Rich asks, “Wait, you’re not surprised, are you?” I’m not surprised at all, but that doesn’t mean it stings any less.

I should be angry, right? I remember when the Sean Bell verdict came out and I just knew, “Oh, God, New York is gonna go up in flames.” And yet no one was fuming. It was like, “[Shrug] … No surprises here. That’s life.”

Rich asks again, “Are you surprised … that you ain’t shit?”

It hurts to hear it, and I say, “I’m not surprised, but who wants to be reminded?” What fat person wants to hear that they aren’t pleasing to the eye? Or what addict wants to hear they are a constant F-up? Who wants to be reminded that — shrug — that’s just the way it is? -Questlove: Trayvon Martin and I Ain’t Shit

I would recommend Questlove’s essay in New York Magazine as a must-read, but it isn’t enough to simply read it. People need to read it and learn from it.

  • BillAndersoot

    It’s a sad story, but what’s especially sad is that Quest Love seems to think it’s about him–what he looks like, his hair, the color of his skin, whatever. I feel sorry for him that he’s taking on others’ fears as if he was the cause of it.

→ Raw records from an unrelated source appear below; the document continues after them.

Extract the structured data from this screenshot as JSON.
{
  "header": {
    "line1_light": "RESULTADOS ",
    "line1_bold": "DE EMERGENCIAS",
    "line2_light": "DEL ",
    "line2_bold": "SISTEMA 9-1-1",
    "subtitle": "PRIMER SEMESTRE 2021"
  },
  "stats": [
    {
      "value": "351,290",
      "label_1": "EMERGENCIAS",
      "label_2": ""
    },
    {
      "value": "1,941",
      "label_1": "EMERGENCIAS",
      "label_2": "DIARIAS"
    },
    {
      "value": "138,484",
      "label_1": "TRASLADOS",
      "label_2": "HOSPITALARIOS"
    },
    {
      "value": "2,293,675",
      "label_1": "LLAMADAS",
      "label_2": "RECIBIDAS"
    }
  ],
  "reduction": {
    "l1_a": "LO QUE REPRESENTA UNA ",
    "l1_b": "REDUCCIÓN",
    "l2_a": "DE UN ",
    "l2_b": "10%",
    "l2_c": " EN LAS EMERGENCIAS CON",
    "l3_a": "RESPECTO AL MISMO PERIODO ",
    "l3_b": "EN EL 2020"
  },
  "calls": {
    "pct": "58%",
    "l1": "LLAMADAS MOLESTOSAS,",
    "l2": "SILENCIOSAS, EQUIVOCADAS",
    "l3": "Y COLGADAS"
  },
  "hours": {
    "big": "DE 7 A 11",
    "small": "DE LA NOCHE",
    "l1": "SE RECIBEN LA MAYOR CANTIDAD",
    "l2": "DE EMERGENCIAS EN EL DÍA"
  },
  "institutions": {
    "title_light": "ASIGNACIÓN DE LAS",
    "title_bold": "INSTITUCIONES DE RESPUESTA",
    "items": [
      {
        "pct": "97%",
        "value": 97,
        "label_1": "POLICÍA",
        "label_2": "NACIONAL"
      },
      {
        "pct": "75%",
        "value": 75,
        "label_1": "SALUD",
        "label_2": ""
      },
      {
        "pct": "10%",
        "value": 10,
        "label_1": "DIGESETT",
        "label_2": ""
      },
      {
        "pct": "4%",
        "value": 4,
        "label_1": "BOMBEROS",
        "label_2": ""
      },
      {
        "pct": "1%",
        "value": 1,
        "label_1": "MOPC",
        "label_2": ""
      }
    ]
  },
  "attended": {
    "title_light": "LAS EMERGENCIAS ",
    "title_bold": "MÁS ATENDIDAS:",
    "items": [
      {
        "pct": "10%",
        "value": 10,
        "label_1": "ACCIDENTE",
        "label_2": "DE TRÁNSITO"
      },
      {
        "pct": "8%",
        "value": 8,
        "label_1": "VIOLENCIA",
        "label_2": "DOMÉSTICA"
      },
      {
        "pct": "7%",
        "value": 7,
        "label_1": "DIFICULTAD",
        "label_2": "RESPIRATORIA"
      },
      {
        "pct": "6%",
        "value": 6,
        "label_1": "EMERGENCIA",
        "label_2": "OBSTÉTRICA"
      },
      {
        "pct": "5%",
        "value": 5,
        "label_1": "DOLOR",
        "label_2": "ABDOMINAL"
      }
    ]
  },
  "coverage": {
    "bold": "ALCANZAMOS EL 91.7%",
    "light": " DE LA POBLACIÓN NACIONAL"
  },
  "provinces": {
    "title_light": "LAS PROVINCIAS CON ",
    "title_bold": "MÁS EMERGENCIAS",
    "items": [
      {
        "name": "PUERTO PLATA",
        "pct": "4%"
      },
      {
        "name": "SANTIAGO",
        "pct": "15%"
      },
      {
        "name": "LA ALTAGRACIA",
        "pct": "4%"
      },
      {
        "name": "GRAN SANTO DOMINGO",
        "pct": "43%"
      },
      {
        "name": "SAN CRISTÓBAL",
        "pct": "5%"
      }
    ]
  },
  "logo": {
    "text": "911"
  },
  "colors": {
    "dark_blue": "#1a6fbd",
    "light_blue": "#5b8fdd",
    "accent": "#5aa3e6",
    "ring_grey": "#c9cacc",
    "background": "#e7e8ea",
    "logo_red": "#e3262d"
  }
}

    Last week, a friend and I went to a guy’s apartment to buy a guitar amp. We’re both white (he’s whiter than me–looks like McCaulay Culkin in his teen years.) Anyway, we rang the buzzer to the guy’s apartment but he didn’t answer. It was a nice day, so we decided to wait. This is uptown Minneapolis, nice neighborhood, nice building, two nice guys just hanging out talking. While we were waiting, a woman approached the door, looked at us, and passed us by. I saw her walk to the corner and then stand there for awhile, looking very distraught. After a couple of minutes, she came back, quickly stepped past us and, as she was reaching for the door handle, I heard her whimper. Actually whimper. Like a dog that’s afraid it’s gonna get hit. She gave us one last terrified glance, pulled the door closed behind her and ran up the stairs. It wasn’t us. We weren’t doing anything. It was her. She was scared of us for whatever reason. But I’m white, so I don’t need to wonder if I did something wrong. Like being born black, for instance. (I was being sarcastic there–did you catch that?)

    A few years back, I lived at Cedar Square West on Minneapolis’ West Bank. One day I got into the elevator and noticed two little girls, both black, already in the elevator. As soon as I stepped in, they huddled together and stared at me. The littlest one said to the other, “Look at that white man. I hope he don’t kill us.” I don’t know what kind of sick creep taught those little girls that a white man wanted to kill them, but it wasn’t me. I smiled at them, but I really didn’t know what to say. I just wanted them to stop being scared.

    I think maybe that’s what Quest wants too. For people to just stop being scared. Stop treating him weird. But it’s not his fault. It really isn’t.